Questions de procédure:

Non-épuisement des recours internes; griefs non étayés

Questions de fond:

Procès équitable; interdiction de la discrimination

Articles du Pacte:

14 (par. 3 b), d) et e)), 2 et 26

Articles du Protocole facultatif:

2 et 5 (par. 2 b))

[Annexe]

Annexe

Décision du Comité des droits de l’homme en vertu du Protocole facultatif se rapportant au Pacte international relatif aux droits civils et politiques (centième session)

concernant la

Communication no 1636/2007 **

Présentée par:

Andreas Onoufriou (non représenté par un conseil)

Au nom de:

L’auteur

État partie:

République de Chypre

Date de la communication:

5 octobre 2006 (date de la lettre initiale)
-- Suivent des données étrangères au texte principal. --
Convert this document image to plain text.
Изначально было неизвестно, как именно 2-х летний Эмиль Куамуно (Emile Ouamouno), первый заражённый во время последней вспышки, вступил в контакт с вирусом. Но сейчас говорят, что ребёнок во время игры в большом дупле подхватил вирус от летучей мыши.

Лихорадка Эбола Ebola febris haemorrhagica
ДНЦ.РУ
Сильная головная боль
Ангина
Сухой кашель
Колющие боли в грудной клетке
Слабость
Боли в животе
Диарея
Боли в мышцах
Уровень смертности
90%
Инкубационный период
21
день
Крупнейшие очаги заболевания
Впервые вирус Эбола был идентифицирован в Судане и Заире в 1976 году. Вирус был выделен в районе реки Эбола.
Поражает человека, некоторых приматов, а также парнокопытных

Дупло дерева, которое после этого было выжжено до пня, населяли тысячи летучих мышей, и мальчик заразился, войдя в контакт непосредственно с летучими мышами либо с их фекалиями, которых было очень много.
Le Comité des droits de l ’ homme, institué en vertu de l’article 28 du Pacte international relatif aux droits civils et politiques,

Réunile 25 octobre 2010,

Adopte ce qui suit:

Décision concernant la recevabilité

1.L’auteur de la communication, datée du 5 octobre 2006, est Andreas Onoufriou, de nationalité chypriote, actuellement détenu à la prison centrale de Nicosie où il purge une peine de dix-huit ans d’emprisonnement après avoir été reconnu coupable d’une double tentative de meurtre. Il affirme être victime de violations par la République de Chypre du paragraphe 3 b), d) et e) de l’article 14 du Pacte international relatif aux droits civils et politiques, de l’article 2 et de l’article 26. Il n’est pas représenté par un conseil.

Exposé des faits

2.1L’auteur est un ressortissant chypriote qui a été reconnu coupable, le 5 août 1998, par la cour d’assises de Limassol de tentative de meurtre sur un juge de tribunal de district et sa fille. Le matin du 29 octobre 1996, le juge M. M. s’apprêtait à prendre sa voiture pour se rendre à son travail après avoir conduit sa fille à l’école maternelle. Après avoir déplacé le véhicule de sa femme qui était stationné derrière le sien sur la voie d’accès, il s’est approché de sa voiture, suivi de sa fille. Alors qu’il se trouvait près de la roue arrière droite du véhicule, il s’est produit une forte explosion qui l’a projeté à terre et l’a gravement blessé. Il a dû subir une série d’interventions chirurgicales, mais conserve des séquelles physiques. Sa fille, qui se trouvait plus loin du lieu de l’explosion, a été brûlée par le souffle mais pas gravement blessée. L’explosion a été causée par un dispositif explosif artisanal qui avait été placé près de la roue droite de la voiture et pouvait être déclenché soit par un panier de câble plastifié, soit par le moindre mouvement du véhicule.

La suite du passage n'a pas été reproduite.